Das von der Bauchspeicheldrüse gebildete Hormon Insulin stellt die permanente Versorgung der Körperzellen mit Glukose (Zucker) sicher und unterhält den Energiestoffwechsel des Körpers. Im folgenden Artikel werden die Insulinproduktion und die Entstehung von Insulinresistenz und Diabetes mellitus, der Zuckerkrankheit, erläutert.
Was ist Insulin?
Insulin ist ein anaboles Hormon, das in den Beta-Zellen (β-Zellen) der Bauchspeicheldrüse (Pankreas) produziert und gespeichert wird. Diese Zellen machen etwa zwei Drittel der sogenannten Langerhans-Inseln aus, die als endokriner (innere Drüsen umfassender) Anteil der Bauchspeicheldrüse zudem weitere Botenstoffe wie das Glucagon, den Gegenspieler des Insulins, produzieren.
Inhaltsverzeichnis
Dabei dient Insulin der Aufnahme von Glukose in die Zellen und der Schaffung von Energiereserven, allen voran im Leber-, Muskel- und Fettgewebe, aber auch in nahezu allen anderen Geweben des Körpers mit Ausnahme der Nieren, Darmzellen und roten Blutkörperchen.
Da der Blutzuckerspiegel immer um einen basalen Wert von etwa 4 mmol/l (umgerechnet etwa 72 mg/dl) schwankt, besteht stets eine etwa gleichbleibende Grundproduktion des Insulin-Vorläuferstoffs Präproinsulin, der bedarfsabhängig zu aktivem Insulin umgebaut wird. Hierbei wird eine Aminosäurenkette, das C-Peptid, abgespalten, dessen Blutspiegel Aufschluss über die Insulinproduktion der Bauspeicheldrüse liefert. Bei akuter Zuckeraufnahme werden Hormone im Magen-Darm-Trakt, die Inkretine, freigesetzt und lösen eine Mehrproduktion von Insulin aus, die bereits 30 Minuten nach der Mahlzeit ihren Spitzenwert erreicht.
Insulin – Wirkung und Funktion
An Muskel- und Fettzellen bewirkt der Anstieg des Insulinspiegels den sofortigen Einbau von im Zellinneren bereitliegenden Glukosetransportern (GLUT4) in die Zellwände. Hierdurch wird die Glukoseaufnahme in die Zelle ermöglicht. Die Leber wiederum besitzt einen anderen Transporter, GLUT2, der unabhängig vom aktuellen Glukosespiegel permanent zur Verfügung steht und die Glukoseaufnahme abhängig von der vorhandenen Zuckermenge im Blut steuert.

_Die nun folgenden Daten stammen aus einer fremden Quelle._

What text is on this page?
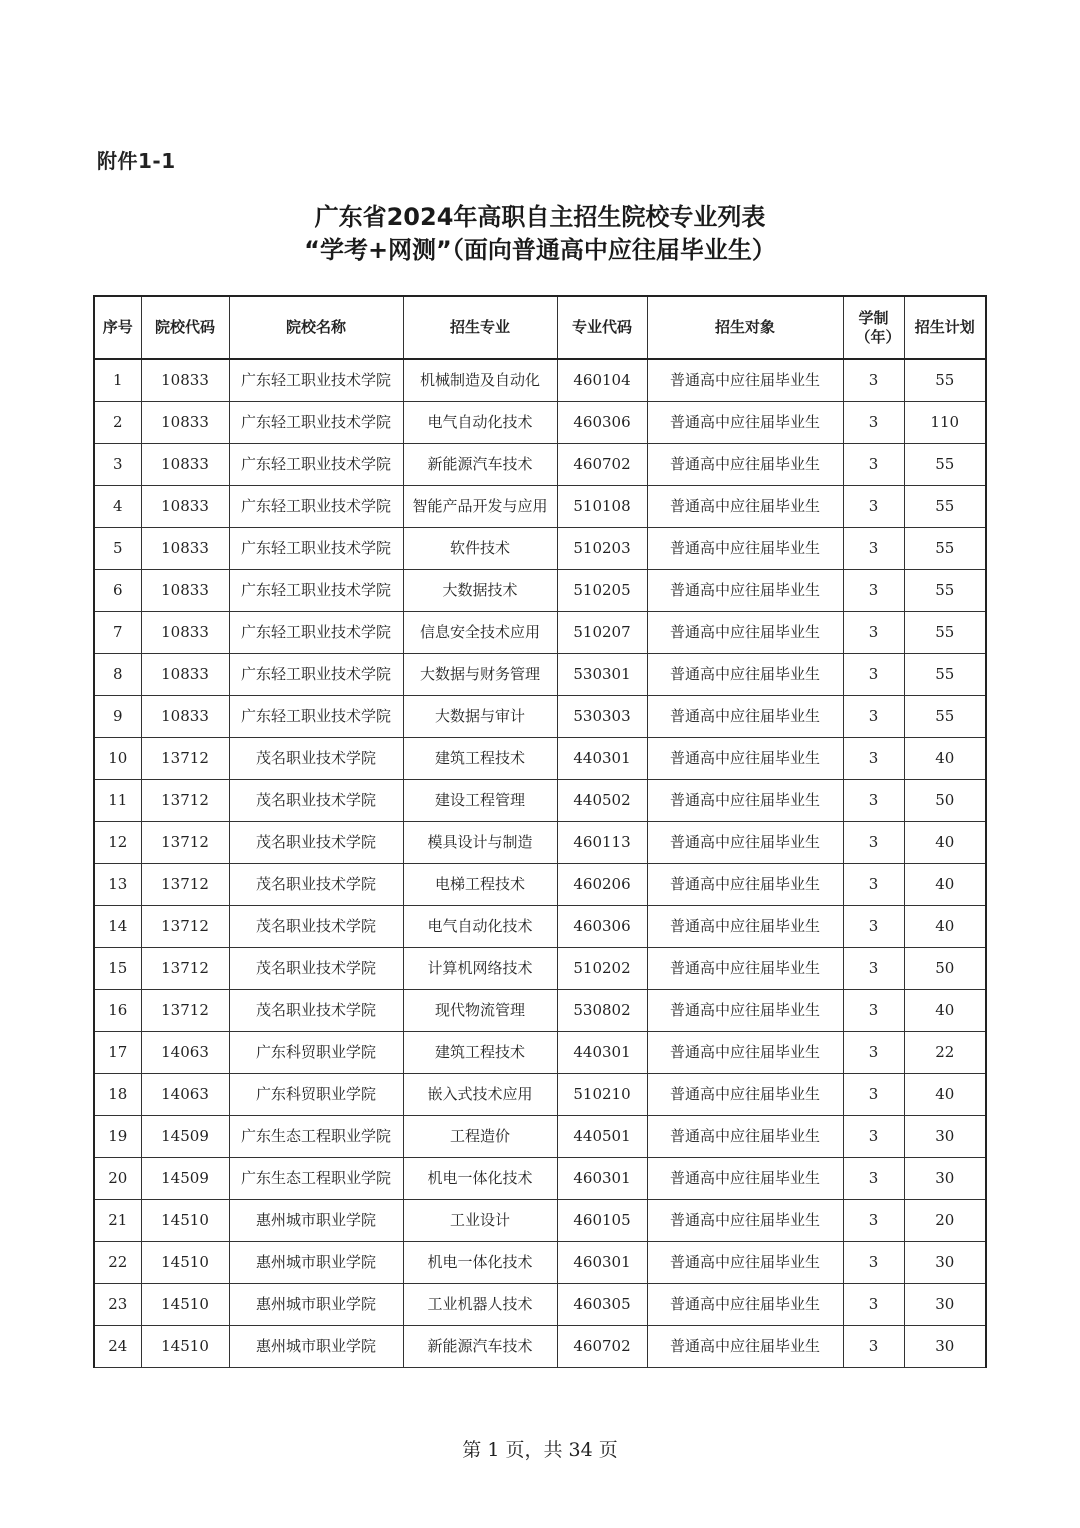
附件1-1
广东省2024年高职自主招生院校专业列表
“学考+网测”（面向普通高中应往届毕业生）
序号	院校代码	院校名称	招生专业	专业代码	招生对象	学制（年）	招生计划
1	10833	广东轻工职业技术学院	机械制造及自动化	460104	普通高中应往届毕业生	3	55
2	10833	广东轻工职业技术学院	电气自动化技术	460306	普通高中应往届毕业生	3	110
3	10833	广东轻工职业技术学院	新能源汽车技术	460702	普通高中应往届毕业生	3	55
4	10833	广东轻工职业技术学院	智能产品开发与应用	510108	普通高中应往届毕业生	3	55
5	10833	广东轻工职业技术学院	软件技术	510203	普通高中应往届毕业生	3	55
6	10833	广东轻工职业技术学院	大数据技术	510205	普通高中应往届毕业生	3	55
7	10833	广东轻工职业技术学院	信息安全技术应用	510207	普通高中应往届毕业生	3	55
8	10833	广东轻工职业技术学院	大数据与财务管理	530301	普通高中应往届毕业生	3	55
9	10833	广东轻工职业技术学院	大数据与审计	530303	普通高中应往届毕业生	3	55
10	13712	茂名职业技术学院	建筑工程技术	440301	普通高中应往届毕业生	3	40
11	13712	茂名职业技术学院	建设工程管理	440502	普通高中应往届毕业生	3	50
12	13712	茂名职业技术学院	模具设计与制造	460113	普通高中应往届毕业生	3	40
13	13712	茂名职业技术学院	电梯工程技术	460206	普通高中应往届毕业生	3	40
14	13712	茂名职业技术学院	电气自动化技术	460306	普通高中应往届毕业生	3	40
15	13712	茂名职业技术学院	计算机网络技术	510202	普通高中应往届毕业生	3	50
16	13712	茂名职业技术学院	现代物流管理	530802	普通高中应往届毕业生	3	40
17	14063	广东科贸职业学院	建筑工程技术	440301	普通高中应往届毕业生	3	22
18	14063	广东科贸职业学院	嵌入式技术应用	510210	普通高中应往届毕业生	3	40
19	14509	广东生态工程职业学院	工程造价	440501	普通高中应往届毕业生	3	30
20	14509	广东生态工程职业学院	机电一体化技术	460301	普通高中应往届毕业生	3	30
21	14510	惠州城市职业学院	工业设计	460105	普通高中应往届毕业生	3	20
22	14510	惠州城市职业学院	机电一体化技术	460301	普通高中应往届毕业生	3	30
23	14510	惠州城市职业学院	工业机器人技术	460305	普通高中应往届毕业生	3	30
24	14510	惠州城市职业学院	新能源汽车技术	460702	普通高中应往届毕业生	3	30
第 1 页，共 34 页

In der Zelle wird die Glykolyse angestoßen, der Abbau des aufgenommenen Zuckers, durch den Energie für den Zellstoffwechsel erzeugt wird. Gleichzeitig produzieren Leber- und Muskelgewebe Glycogen, einen Speicherzucker, der als Reserve für Zeiten eines erhöhten Energiebedarfs der Zellen eingespeichert wird. Parallel wird die Glykogenolyse, also der Abbau des Speicherzuckers, gehemmt.

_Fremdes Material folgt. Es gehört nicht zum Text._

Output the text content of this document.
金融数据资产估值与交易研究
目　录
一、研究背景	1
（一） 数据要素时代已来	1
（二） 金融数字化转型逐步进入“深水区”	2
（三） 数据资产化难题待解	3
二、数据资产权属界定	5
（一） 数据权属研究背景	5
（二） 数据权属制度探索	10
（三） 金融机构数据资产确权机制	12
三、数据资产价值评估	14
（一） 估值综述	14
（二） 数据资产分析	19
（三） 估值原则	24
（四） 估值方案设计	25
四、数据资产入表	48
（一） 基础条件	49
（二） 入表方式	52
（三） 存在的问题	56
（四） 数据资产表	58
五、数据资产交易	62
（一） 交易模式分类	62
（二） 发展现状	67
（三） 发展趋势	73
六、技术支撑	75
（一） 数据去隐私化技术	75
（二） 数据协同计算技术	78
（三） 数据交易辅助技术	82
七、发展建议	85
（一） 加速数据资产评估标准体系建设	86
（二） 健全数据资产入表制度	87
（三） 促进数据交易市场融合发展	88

Gleichzeitig regt Insulin an Fettzellen und im Lebergewebe die Bildung von Fettsäuren (Triacylglycerinen) aus dem aufgenommenen Zucker und deren anschließende Speicherung an. In Muskelzellen steigert Insulin die Aufnahme von Aminosäuren und die Proteinbiosynthese.
Nach der Nahrungsaufnahme hemmt Insulin die Freisetzung appetitanregender Botenstoffe im Gehirn und fördert die Ausschüttung appetitzügelnder Neuropeptide.
Wann wird Insulin verabreicht?
Diabetes beruht auf Insulinmangelzuständen. Dabei fehlt bei Diabetes mellitus Typ 1 das Hormon vollständig aufgrund einer autoimmunen Zerstörung der Betazellen. Auch Verletzungen oder Operationen der Bauchspeicheldrüse lösen einen (in diesem Falle „pankreopriven“) Diabetes mellitus aus.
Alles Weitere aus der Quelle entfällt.